Nur so alte Säcke wie wir
haben im Kopf noch die Erfindung für Muskelkraft und Knochenzündung
und diesen alten Gestellen halt.
Für die neuen Räder brauchst kaum Gewalt,
denn Gewicht haben die nur noch wen'g
und mindestens fünfundzwanzig Gänge.
Auch gefedert sind die zehnmal besser.
Ja, es gibt sogar Fahrradrößer,
da kannst daraufliegen wie im Bett
Ned gelogen - jede Wett!
Eine ganz verrückte Wissenschaft,
mit der man spart eine Menge Kraft,
das ist die richtige Sorte von Reifen.
Das muß man erst einmal begreifen.
Und mit der richtigen Form vom Lenker,
da fährt man wie ein Berserker
nicht nur auf Weg und Straße halt;
da fähst du auch im Wald
den allerschmalsten und steilsten Pfad.
Bei einigen da meinst' schon grad
es kann gar nicht steil genug sein
und rennen sich dabei fast den Schädel ein.

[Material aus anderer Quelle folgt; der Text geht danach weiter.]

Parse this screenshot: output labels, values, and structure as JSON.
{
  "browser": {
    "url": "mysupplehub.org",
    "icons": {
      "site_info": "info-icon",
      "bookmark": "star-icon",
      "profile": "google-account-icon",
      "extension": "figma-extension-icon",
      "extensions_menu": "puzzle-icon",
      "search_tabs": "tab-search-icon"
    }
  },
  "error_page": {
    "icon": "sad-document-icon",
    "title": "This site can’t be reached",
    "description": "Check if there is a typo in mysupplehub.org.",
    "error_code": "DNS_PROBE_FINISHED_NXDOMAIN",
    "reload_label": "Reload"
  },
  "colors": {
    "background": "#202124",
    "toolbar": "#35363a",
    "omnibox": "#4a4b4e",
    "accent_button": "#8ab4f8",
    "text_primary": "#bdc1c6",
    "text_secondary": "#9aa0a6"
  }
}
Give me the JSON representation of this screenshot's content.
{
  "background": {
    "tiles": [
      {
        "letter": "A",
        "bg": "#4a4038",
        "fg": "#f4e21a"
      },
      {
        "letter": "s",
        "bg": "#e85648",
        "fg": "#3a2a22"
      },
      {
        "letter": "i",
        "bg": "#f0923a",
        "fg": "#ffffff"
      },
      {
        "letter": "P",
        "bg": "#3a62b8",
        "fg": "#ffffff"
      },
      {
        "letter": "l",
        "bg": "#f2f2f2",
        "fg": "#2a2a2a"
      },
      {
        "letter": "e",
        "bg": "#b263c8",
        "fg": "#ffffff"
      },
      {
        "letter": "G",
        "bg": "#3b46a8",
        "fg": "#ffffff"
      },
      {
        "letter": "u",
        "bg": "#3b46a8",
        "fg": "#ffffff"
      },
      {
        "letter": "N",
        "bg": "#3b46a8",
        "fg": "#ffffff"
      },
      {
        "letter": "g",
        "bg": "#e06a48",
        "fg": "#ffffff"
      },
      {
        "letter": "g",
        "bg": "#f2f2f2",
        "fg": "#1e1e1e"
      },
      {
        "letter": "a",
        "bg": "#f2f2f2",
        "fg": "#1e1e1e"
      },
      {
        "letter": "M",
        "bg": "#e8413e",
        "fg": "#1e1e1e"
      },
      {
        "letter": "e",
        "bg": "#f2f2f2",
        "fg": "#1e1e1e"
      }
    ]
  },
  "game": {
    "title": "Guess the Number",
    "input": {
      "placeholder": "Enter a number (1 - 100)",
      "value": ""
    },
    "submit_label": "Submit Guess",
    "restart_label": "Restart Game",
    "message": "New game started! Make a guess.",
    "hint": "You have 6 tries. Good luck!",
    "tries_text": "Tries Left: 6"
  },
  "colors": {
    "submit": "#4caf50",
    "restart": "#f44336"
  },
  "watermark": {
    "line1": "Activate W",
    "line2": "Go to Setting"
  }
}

Sie fahren überall querbeet
und glauben, wer geht sei bled.
Sie schickanieren ohne Grund
selbst alte Leute mit Hund.
Sie schleichen sich von hinten an
und ham am Rad keine Klingel dran.
Doch wennst verschrocken reagierst,
mein lieber Mann, dann riskierst
dass sich der auch noch das Maul aushängt
und dir sagt, was er von dir denkt,
weil du nicht auch so bist wie er.
Artisten sind auch dabei.
Die machen Sprünge über die Schanze und tun mit ihren Rädern tanzen
und fahren Slalom wie mit Schi. Wenn's einen zerlegt, glaubst grad, der is hi'.
Das sei, so heißt's, der neue Sport.
Es gibt glaub ich auch ein extra Wort
für den ganzen Bledsinn auf'm Rad:
Es klingt englisch, ja, wie heißt's denn grad?
Es ist irgendetwas mit dem "Baik" ...
Mir reicht's, ich hör auf und streik.
Des Ami-Zeugs, des brauch ich net.
Ich mach nicht bei jedem Bledsinn mit.
Die neue Hasterei, die schenk ich mir
und fahr ganz gemütlich wieder Rad - so wie früher - denn des taugt mir.